Re: [RFC] Re: broken userland ABI in configfs binary attributes

From: Al Viro <viro@zeniv.linux.org.uk>
To: Boaz Harrosh <boaz@plexistor.com>
Cc: "Kai Mäkisara (Kolumbus)" <kai.makisara@kolumbus.fi>,
	"Christoph Hellwig" <hch@lst.de>,
	linux-fsdevel@vger.kernel.org,
	"Octavian Purdila" <octavian.purdila@intel.com>,
	"Pantelis Antoniou" <pantelis.antoniou@konsulko.com>,
	"Linus Torvalds" <torvalds@linux-foundation.org>,
	linux-scsi@vger.kernel.org
Subject: Re: [RFC] Re: broken userland ABI in configfs binary attributes
Date: Tue, 27 Aug 2019 18:27:34 +0100	[thread overview]
Message-ID: <20190827172734.GS1131@ZenIV.linux.org.uk> (raw)
In-Reply-To: <b362af55-4f45-bf29-9bc4-dd64e6b04688@plexistor.com>

On Tue, Aug 27, 2019 at 06:01:27PM +0300, Boaz Harrosh wrote:
> On 26/08/2019 22:32, Al Viro wrote:
> <>
> > D'oh...  OK, that settles it; exclusion with st_write() would've been
> > painful, but playing with the next st_write() on the same struct file
> > rewinding the damn thing to overwrite what st_flush() had spewed is
> > an obvious no-go.
> > 
> 
> So what are the kind of errors current ->release implementation is trying to return?
> Is it actual access the HW errors or its more of a resource allocations errors?
> If the later then maybe the allocations can be done before hand, say at ->flush but
> are not redone on redundant flushes?

Most of them are actually pure bollocks - "it can never happen, but if it does,
let's return -EWHATEVER to feel better".  Some are crap like -EINTR, which is
also bollocks - for one thing, process might've been closing files precisely
because it's been hit by SIGKILL.  For another, it's a destructor.  It won't
be retried by the caller - there's nothing called for that object afterwards.
What you don't do in it won't be done at all.

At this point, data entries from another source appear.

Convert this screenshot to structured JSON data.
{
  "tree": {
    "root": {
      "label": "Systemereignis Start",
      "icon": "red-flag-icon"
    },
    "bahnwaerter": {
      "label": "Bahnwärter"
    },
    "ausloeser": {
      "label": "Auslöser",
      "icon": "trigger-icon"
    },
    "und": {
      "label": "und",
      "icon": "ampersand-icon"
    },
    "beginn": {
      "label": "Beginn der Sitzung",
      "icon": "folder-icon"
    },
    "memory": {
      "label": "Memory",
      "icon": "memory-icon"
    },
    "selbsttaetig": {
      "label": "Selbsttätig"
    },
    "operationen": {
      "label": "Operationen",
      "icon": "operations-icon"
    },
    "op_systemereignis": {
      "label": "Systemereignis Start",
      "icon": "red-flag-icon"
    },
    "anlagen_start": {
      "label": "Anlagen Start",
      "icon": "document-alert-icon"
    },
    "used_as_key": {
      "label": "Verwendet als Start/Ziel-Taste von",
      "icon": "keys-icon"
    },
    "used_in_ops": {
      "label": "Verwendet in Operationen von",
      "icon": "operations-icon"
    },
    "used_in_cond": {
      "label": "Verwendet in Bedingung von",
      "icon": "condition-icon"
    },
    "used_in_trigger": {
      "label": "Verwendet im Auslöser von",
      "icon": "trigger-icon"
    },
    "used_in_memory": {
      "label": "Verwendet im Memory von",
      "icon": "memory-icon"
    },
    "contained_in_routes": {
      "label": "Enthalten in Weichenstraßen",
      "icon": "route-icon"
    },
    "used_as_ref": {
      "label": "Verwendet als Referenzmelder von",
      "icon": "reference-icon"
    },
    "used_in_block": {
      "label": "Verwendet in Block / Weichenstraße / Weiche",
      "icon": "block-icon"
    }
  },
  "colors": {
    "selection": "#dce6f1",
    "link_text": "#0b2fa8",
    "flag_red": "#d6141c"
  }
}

And some are "commit on final close" kind of thing, both with the hardware
errors and parsing errors.

> If the former then yes looks like troubles. That said I believe the 
> ->last_close_with_error() is a very common needed pattern which few use exactly
> because it does not work. But which I wanted/needed many times before.
> 
> So I would break some eggs which ever is the most elegant way, and perhaps add a
> new parameter to ->flush(bool last) or some other easy API.
> [Which is BTW the worst name ever, while at it lets rename it to ->close() which
>  is what it is. "flush" is used elsewhere to mean sync.
> ]

It *is* flush.  And nothing else, really - it makes sure that dirty data is
pushed to destination, with any errors reported.

> So yes please lets fix VFS API with drivers so to have an easy and safe way
> to execute very last close, all the while still being able to report errors to
> close(2).

What the hell is "very last close()"?  Note, BTW, that you can have one thread
call close() in the middle of write() by another thread.  And that will succeed,
with actual ->release() happening no earlier than write() is done; however,
descriptor will be gone when close(2) is done.

You are assuming the model that doesn't match the basic userland ABI for
descriptors.  And no, close(2) is not going to wait for write(2) to finish.
Neither it is going to interrupt said write(2).

Note, BTW, that an error returned by close(2) does *NOT* leave the descriptor
in place - success or failure, it's gone.

If you want to express something like "data packet formed; now you can commit
it and tell me if there'd been any errors", use something explicit.  close()
simply isn't suitable for that.  writev() for datagram-like semantics might
be; fsync() or fdatasync() could serve for "commit now".